Some of that healing takes place in the here-and-now. Sometimes miracles happen; sometimes God works through medical professionals and therapists and medication. Sometimes forgiveness and spiritual healing take place even where we think nothing good is possible. But sometimes we have to wait. Miracles don’t happen on command; they don’t happen every time we want them. If so, the community would have been healed of their fear and anger instead of casting Jesus out. I don’t know why God doesn’t heal every wound in this world right now with a snap of his fingers. But I do know this: there will come a time when Christ will come again, and the dead will be raised, and all the living and the dead will be judged, and everyone and everything will be healed and made whole, and God will wipe away every tear from every eye.

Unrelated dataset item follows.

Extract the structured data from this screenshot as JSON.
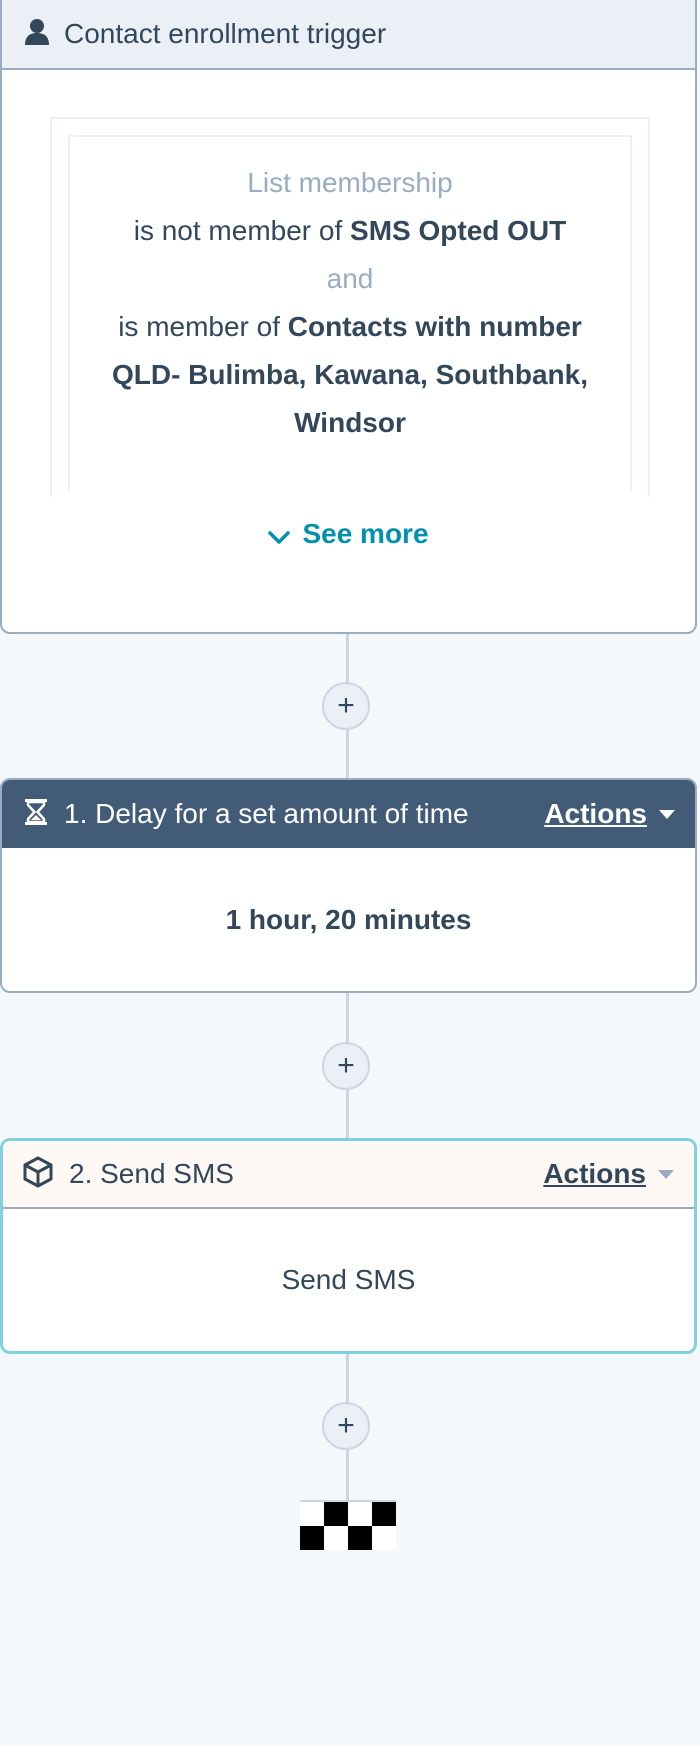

I don’t know when that will happen, but I have faith that it will happen. I have faith that even when healing is not possible in this life, it will come in the next, and God’s power will triumph even where hope seems futile. And I also have faith that God put us here for a reason. I have faith that God is working in us here and now, that even though there are times when healing is not possible now, God is at work. Even though there are times when we reject Jesus, God is still at work. Even though we turn away from God’s gift of healing, even though we so often prefer the fearful life we are used to over the grace-filled life of freedom God offers, God keeps coming to us and offering healing and forgiveness. Thanks be to God.